Most of you have noticed that my blogs have been almost non active. Life has changed drastically in so many ways. Difficult decisions had to be made. COVID basically killed Nutrimom as a business and other factors led me to push my previous commitments aside and choose what had to be done vs. what I wanted to do. During the process, my blog became nearly inactive and life as Nutrimom began to dwindle. The harsh reality of not being driven by my previous passions slapped me in the face each day as I began to work six days a week, try to get through the remainder of my divorce, keep up the bills and house duties and still try to maintain even a small presence on social media. All of this weighed down upon me until this March.
Nutrimom Inc. In March of this year and being incorporated as Nutrimom Inc. since 2008, I dissolved Nutrimom as a business. With almost no time, energy or enough paid opportunities, I had to make this difficult decision to end (or at least cut back) what has been such a large part of my life for such a long time. I have made so many amazing friends, associates, business connections and more through this journey that all began when my son was an infant. I have proudly watched the allergy-friendly food industry grow to help our community. I proudly fought for all of our allergic families during the EpiPen crisis. But now my son is an adult, doing his own thing and my life is just not that life anymore. I will always support the food allergy community just on a less active scale. My social media pages will remain and I will be as active as I can but the information may be focused on other things. It's not good bye Nutrimom it's just Nutrimom seeking Nutrimom 2.0 to see what my next passion is.
Life After Nutrimom I no longer have Nutrimom as a business, I no longer offer food allergy consultations but I am ALWAYS open to business partnerships and paid opportunities.
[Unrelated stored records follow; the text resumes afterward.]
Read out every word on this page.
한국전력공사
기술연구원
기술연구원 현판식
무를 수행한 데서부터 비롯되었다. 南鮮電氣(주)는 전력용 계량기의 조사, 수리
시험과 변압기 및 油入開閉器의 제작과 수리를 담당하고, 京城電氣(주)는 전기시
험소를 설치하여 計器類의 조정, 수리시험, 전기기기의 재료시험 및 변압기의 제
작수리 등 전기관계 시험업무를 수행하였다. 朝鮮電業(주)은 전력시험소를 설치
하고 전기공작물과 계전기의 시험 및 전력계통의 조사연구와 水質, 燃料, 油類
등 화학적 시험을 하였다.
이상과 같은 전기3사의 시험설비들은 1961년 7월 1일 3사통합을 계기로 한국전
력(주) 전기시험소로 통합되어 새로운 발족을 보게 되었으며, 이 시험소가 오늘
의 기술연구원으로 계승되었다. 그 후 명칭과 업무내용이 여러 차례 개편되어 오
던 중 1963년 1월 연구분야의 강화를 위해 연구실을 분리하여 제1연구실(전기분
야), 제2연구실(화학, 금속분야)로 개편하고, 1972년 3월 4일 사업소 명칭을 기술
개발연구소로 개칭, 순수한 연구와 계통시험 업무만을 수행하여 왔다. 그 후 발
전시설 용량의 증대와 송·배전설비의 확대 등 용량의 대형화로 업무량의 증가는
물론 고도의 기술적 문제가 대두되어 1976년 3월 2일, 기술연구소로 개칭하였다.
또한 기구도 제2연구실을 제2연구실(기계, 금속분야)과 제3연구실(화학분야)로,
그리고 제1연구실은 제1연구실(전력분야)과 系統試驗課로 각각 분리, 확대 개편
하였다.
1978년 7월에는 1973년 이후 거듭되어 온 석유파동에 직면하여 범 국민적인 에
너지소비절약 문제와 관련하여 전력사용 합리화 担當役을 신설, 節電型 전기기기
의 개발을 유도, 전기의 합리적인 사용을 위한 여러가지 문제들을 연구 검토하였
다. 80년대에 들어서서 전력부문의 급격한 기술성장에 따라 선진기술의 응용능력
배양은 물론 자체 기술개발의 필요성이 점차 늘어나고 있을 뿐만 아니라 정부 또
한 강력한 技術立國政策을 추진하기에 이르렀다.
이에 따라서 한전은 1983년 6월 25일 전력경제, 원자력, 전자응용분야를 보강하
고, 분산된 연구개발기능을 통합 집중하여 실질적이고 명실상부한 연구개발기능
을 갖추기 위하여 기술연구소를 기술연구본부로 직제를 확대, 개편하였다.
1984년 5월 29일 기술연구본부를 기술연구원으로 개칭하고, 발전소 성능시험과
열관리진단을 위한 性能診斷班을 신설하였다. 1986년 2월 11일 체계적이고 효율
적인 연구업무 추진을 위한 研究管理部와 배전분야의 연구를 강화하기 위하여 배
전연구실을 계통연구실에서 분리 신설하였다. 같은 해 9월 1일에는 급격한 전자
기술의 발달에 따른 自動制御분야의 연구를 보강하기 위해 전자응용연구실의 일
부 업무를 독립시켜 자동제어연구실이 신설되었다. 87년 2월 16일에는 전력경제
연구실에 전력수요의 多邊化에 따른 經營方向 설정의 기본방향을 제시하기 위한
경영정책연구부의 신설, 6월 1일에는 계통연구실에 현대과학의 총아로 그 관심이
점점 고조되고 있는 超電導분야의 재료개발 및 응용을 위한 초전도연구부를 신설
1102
I welcome anything in the area of writing, recipes, photos and more as I this has been a large part of what has always driven me, even as a young child. I welcome working for an organization that will allow me to help others in some capacity while helping me find a new mission as well. I am trusting that the Universe will bring me where I am supposed to be when I am supposed to be there.
(Maybe) I'm having a mid-life crisis? If so, then I accept the challenge and all that comes with it. I thought I was being selfish for awhile until I realized that being selfish is a form of self care, self love and self preservation. We are taught as a society that self care portrays as us being uncaring. What I have finally learned is that we must take care of ourselves first before we can take care of others. I actually wrote an article back in 2012 (I wish I had listened to myself way back then!)... "This is your world, your life and you need to live in it and be a part of it, not just go through it. Take care of yourself and love yourself."
I am relearning who I am and what is important to me and realizing that I am the best version of me yet.
I may not be involved in what I was before but life now is pretty darn amazing. Both NutriKids are grown up, I have learned to be ok with myself. I worry less about what others think of me. I met an amazing man and have fallen madly, passionately, deeply in love. I stop to take photos for me because I love life right now- can you say that as well? I have learned that you have to do it now, see it now, feel/hear/smell it ALL now because life is so very short. All or nothing going forward.
With this, I end by saying Nutrimom is not gone I am just fluttering through life finding the next place to be. I appreciate each and every one of you who have been with me since the beginning and those who just found me by chance. Check in with me, ask me if you need something (still willing to see if I can help) but most of all make sure you are feeling absolutely happy and blessed.